The show’s success is only partly owed to its leads’ superb acting. Technically speaking, A Teacher feels more like a feature-length movie than a TV series, as a remarkable level of attention has been put into its realistic, incredibly detailed set, costume and sound design, and Quyen Tran (Palm Springs)’s impressive cinematography makes the show all the more authentic and addictive. But what’s even more impressive about A Teacher is its carefully measured pacing, with a screenplay that teases us about our voyeuristic desires while dictating our thoughts and feelings one episode at a time, leaving us equally puzzled and electrified until it finally all makes sense.
Of course, A Teacher does not condone the predatory relationship it depicts. The first clues appear in the form of a link to an awareness campaign at the end of every episode, and a disclaimer that makes us aware of the show’s “depictions of grooming that may be disturbing” – at which point you’ll probably google the word “grooming” and find out that it means building a relationship of trust with a young person in order to manipulate and abuse them. This really is the key to understanding what happens in A Teacher, as the kind of abuse we witness is subtle, nearly unmissable at first, yet still very much there and just as dangerous.

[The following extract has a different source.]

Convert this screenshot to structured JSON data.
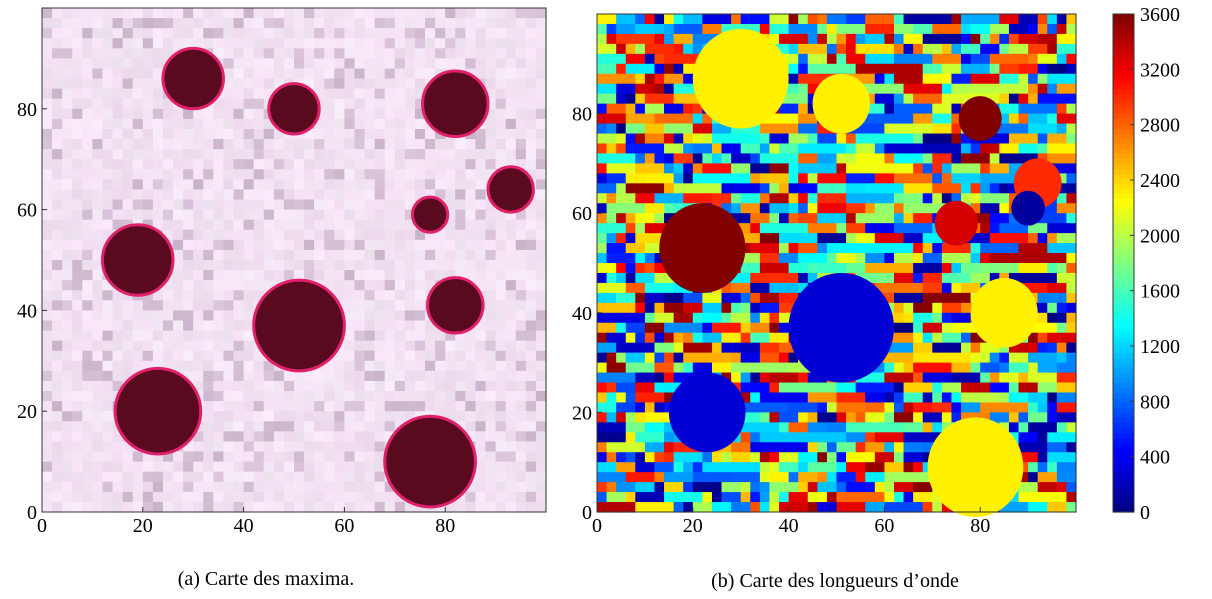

It’s the kind of manipulative behaviour that involves a predator presenting herself as a saviour, setting up rules like a responsible adult only to break every single one of them, forcing a young boy to keep secrets and implicitly convincing him that he’s not the victim, but the one to blame. It’s the kind of abuse that weighs on your shoulders for for a lifetime.

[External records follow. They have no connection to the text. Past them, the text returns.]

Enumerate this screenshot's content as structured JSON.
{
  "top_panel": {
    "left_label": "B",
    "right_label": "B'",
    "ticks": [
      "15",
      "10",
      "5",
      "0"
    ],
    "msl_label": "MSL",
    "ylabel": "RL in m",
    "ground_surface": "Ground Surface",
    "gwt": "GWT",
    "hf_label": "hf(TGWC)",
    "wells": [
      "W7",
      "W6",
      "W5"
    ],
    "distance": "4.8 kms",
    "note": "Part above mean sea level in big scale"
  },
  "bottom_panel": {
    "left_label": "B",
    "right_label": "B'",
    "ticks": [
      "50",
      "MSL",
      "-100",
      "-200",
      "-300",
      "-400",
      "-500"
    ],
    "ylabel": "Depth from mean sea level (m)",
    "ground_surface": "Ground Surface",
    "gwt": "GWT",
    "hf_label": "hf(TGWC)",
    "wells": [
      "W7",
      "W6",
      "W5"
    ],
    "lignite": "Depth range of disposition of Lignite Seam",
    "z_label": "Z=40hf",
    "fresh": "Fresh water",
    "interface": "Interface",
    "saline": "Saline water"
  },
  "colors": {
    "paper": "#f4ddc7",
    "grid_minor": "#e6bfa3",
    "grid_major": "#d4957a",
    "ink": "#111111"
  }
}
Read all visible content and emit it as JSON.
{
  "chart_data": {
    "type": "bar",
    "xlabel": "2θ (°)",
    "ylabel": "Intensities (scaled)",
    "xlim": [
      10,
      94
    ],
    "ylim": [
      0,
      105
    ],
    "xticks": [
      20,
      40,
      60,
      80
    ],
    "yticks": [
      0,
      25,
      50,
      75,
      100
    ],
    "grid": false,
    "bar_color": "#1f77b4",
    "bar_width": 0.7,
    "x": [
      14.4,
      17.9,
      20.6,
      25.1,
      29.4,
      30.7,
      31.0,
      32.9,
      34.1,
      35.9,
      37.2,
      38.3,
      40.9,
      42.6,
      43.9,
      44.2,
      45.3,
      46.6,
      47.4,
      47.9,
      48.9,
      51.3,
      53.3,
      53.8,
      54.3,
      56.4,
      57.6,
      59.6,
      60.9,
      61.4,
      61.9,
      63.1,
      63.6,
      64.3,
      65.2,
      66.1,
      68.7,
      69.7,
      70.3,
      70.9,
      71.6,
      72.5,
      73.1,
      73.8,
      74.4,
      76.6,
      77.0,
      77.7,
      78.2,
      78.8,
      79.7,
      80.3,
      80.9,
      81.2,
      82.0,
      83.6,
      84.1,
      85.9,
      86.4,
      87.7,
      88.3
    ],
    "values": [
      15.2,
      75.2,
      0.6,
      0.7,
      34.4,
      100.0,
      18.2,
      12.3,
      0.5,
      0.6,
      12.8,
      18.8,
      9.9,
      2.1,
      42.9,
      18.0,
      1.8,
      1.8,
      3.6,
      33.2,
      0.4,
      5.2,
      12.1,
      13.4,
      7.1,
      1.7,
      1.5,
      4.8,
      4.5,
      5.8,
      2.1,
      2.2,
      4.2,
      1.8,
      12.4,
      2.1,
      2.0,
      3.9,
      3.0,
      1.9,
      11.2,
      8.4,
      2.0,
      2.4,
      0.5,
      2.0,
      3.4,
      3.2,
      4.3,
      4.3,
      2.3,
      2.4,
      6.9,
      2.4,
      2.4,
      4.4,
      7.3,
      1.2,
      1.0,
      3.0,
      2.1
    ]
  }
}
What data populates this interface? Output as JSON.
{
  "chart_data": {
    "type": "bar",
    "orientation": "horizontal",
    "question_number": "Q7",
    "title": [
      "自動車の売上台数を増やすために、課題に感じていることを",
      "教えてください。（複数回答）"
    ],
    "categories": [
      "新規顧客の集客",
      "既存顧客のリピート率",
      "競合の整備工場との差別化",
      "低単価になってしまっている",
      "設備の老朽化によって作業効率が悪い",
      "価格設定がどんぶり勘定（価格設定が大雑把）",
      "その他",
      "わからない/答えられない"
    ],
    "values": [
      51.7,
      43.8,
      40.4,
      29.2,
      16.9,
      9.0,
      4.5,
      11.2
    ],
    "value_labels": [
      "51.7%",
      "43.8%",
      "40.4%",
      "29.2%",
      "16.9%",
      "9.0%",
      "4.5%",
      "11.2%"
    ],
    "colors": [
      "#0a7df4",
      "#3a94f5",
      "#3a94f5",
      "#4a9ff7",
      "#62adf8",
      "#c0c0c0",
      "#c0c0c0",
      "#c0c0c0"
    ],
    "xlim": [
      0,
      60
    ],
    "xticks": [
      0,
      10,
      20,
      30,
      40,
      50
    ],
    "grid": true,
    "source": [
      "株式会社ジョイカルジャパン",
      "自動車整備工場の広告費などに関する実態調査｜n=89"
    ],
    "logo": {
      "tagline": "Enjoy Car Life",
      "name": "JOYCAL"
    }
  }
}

If Claire and Eric’s affair initially develops quite gradually and over the course of five intense episodes, the second half of the season moves at a different pace. The aftermath of the relationship is shown though carefully chosen, key moments of our characters’ lives, in which we see them make decisions that will affect their entire lives, in an attempt to come to terms with a past that seems to be following them everywhere they go. It’s five episodes that only begin to approach a complex, important topic, but that still raise all the right questions, from issues of consent and responsibility to dealing with guilt and remorse. It’s in the final conversation between Claire and Eric that the show’s meaningful message suddenly becomes clear, and it’s just as eye-opening, haunting and unsettling as it needed to be. A Teacher is a slow-burning, daring show with a meaningful lesson to teach, and a wise, essential watch for more than one generation.
A Teacher is currently airing on Fx on Hulu, following a weekly release schedule.